Por isso, os achados da pesquisa podem abrir caminhos para novos estudos
focados no tema, especialmente em situações de alterações do sistema nervoso
simpático, como a hipertensão e a esteatose (acúmulo de gordura) hepática.
“A originalidade do
nosso trabalho foi mostrar que o sistema nervoso central, por meio de nervos
simpáticos, pode controlar CREB e ativar de novo a produção hepática de glicose
em uma situação de demanda energética. Descrevemos a anatomia da inervação que
chega ao fígado usando uma metodologia inédita no Brasil”, explica à Agência
FAPESP o professor Luiz Carlos Navegantes,
do Departamento de Fisiologia da Faculdade de Medicina de Ribeirão Preto da
Universidade de São Paulo (FMRP-USP), autor correspondente do artigo.
Os pesquisadores
usaram uma técnica chamada 3DISCO (sigla em inglês para three-dimensional
imaging of solvent-cleared organs) – um método histológico que torna as
amostras biológicas mais transparentes usando uma série de solventes orgânicos,
permitindo assim uma imagem tridimensional com os nervos em destaque.
O trabalho recebeu
apoio da FAPESP por meio de um Projeto Temático e
de bolsas de mestrado e doutorado (19/05900-6, 19/26583-9 e 21/05848-4)
concedidas ao biólogo Henrique Jorge Novaes Morgan,
primeiro autor do artigo, que venceu o Prêmio Álvaro Osório de Almeida,
concedido pela Sociedade Brasileira de Fisiologia em 2021.
Também participaram
do estudo pesquisadores da Universidade de Oxford (Reino Unido), do Instituto
Francis Crick (em Londres) e o professor Marc Montminy, do Salk Institute for
Biological Studies (Estados Unidos), que “descobriu” CREB e elucidou seu papel
como regulador do metabolismo energético, revelando potenciais alvos de
medicamentos para resistência à insulina, diabetes e obesidade.
Metodologia
Usando o
imunomapeamento em 3D, os cientistas analisaram a distribuição dos nervos
simpáticos no fígado dos camundongos, observando-se uma densa inervação
composta por fibras nervosas primárias espessas, que se ramificam, mas não
alcançam diretamente o hepatócito (célula do fígado).
Para investigar o
papel fisiológico da inervação, os animais foram expostos a baixas temperaturas
(4°C) por até seis horas.

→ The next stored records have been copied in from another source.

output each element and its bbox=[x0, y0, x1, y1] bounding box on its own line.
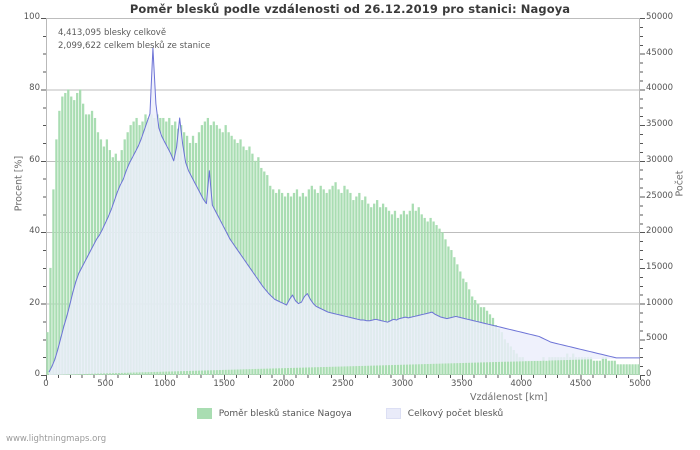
y-tick-right-35000: 35000 bbox=[646, 119, 674, 130]
series-area-celkovy-pocet bbox=[48, 47, 640, 375]
y-tick-right-30000: 30000 bbox=[646, 154, 674, 165]
x-tick-500: 500 bbox=[97, 379, 114, 389]
x-tick-4000: 4000 bbox=[510, 379, 532, 389]
y-tick-left-40: 40 bbox=[29, 226, 40, 237]
legend-swatch-green bbox=[196, 408, 212, 419]
x-axis-label: Vzdálenost [km] bbox=[470, 392, 548, 403]
plot-canvas bbox=[46, 18, 640, 375]
y-axis-label-left: Procent [%] bbox=[13, 155, 25, 212]
chart-title: Poměr blesků podle vzdálenosti od 26.12.… bbox=[129, 2, 571, 16]
x-tick-3000: 3000 bbox=[391, 379, 414, 389]
legend-item-pomer-blesku-stanice[interactable]: Poměr blesků stanice Nagoya bbox=[196, 408, 352, 419]
annotation-station-strokes: 2,099,622 celkem blesků ze stanice bbox=[58, 41, 211, 51]
legend-label-pomer: Poměr blesků stanice Nagoya bbox=[218, 408, 352, 419]
y-tick-right-45000: 45000 bbox=[646, 47, 674, 58]
y-tick-left-20: 20 bbox=[29, 297, 40, 308]
y-tick-right-10000: 10000 bbox=[646, 297, 674, 308]
y-tick-left-60: 60 bbox=[29, 154, 40, 165]
y-tick-right-50000: 50000 bbox=[646, 12, 674, 22]
chart-legend: Poměr blesků stanice Nagoya Celkový poče… bbox=[0, 408, 700, 419]
y-tick-right-0: 0 bbox=[646, 369, 652, 379]
legend-swatch-lavender bbox=[385, 408, 401, 419]
x-tick-5000: 5000 bbox=[629, 379, 651, 389]
x-tick-1500: 1500 bbox=[213, 379, 235, 389]
x-tick-1000: 1000 bbox=[153, 379, 176, 389]
y-tick-left-0: 0 bbox=[34, 369, 40, 379]
x-tick-2000: 2000 bbox=[272, 379, 295, 389]
x-tick-0: 0 bbox=[43, 379, 49, 389]
legend-label-celkovy: Celkový počet blesků bbox=[407, 408, 504, 419]
y-axis-label-right: Počet bbox=[674, 170, 686, 197]
y-tick-left-100: 100 bbox=[23, 12, 40, 22]
y-tick-right-15000: 15000 bbox=[646, 261, 674, 272]
footer-site-url: www.lightningmaps.org bbox=[6, 434, 107, 444]
y-tick-left-80: 80 bbox=[29, 83, 40, 94]
annotation-total-strokes: 4,413,095 blesky celkově bbox=[58, 28, 167, 38]
series-line-celkovy-pocet bbox=[48, 47, 640, 373]
y-tick-right-40000: 40000 bbox=[646, 83, 674, 94]
x-tick-2500: 2500 bbox=[332, 379, 354, 389]
legend-item-celkovy-pocet[interactable]: Celkový počet blesků bbox=[385, 408, 504, 419]
x-tick-3500: 3500 bbox=[450, 379, 473, 389]
y-tick-right-25000: 25000 bbox=[646, 190, 674, 201]
y-tick-right-20000: 20000 bbox=[646, 226, 674, 237]
y-tick-right-5000: 5000 bbox=[646, 333, 668, 344]
x-tick-4500: 4500 bbox=[569, 379, 592, 389]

O estresse pelo frio ativou CREB/CRTC2, por meio de
um sinal de cálcio (Ca2+), para garantir o fornecimento de glicose para os
músculos, ajudando a manter o corpo dos roedores aquecido.
“Dando continuidade
aos estudos pioneiros do professor Renato Hélios Migliorini, fundador de nosso
laboratório, que na década de 1980 demonstrou que o sistema nervoso era capaz
de ativar a gliconeogênese, precisávamos entender o que acontecia em nível
molecular. Por isso, analisamos animais dos quais tiramos essa inervação do
fígado por meio de dois métodos diferentes – um químico e um cirúrgico – e em
camundongos transgênicos sem o CRTC2. Nesses casos, não houve a gliconeogênese
em resposta ao frio, ou seja, sem os nervos ou sem o coativador de CREB o
roedor não consegue produzir a glicose em situação de estresse. Com esses
resultados, estamos acrescentando um novo componente nas pesquisas”, completa
Navegantes.
O artigo Hepatic
noradrenergic innervation acts via CREB/CRTC2 to activate gluconeogenesis
during cold pode ser lido em www.sciencedirect.com/science/article/pii/S0026049524001677.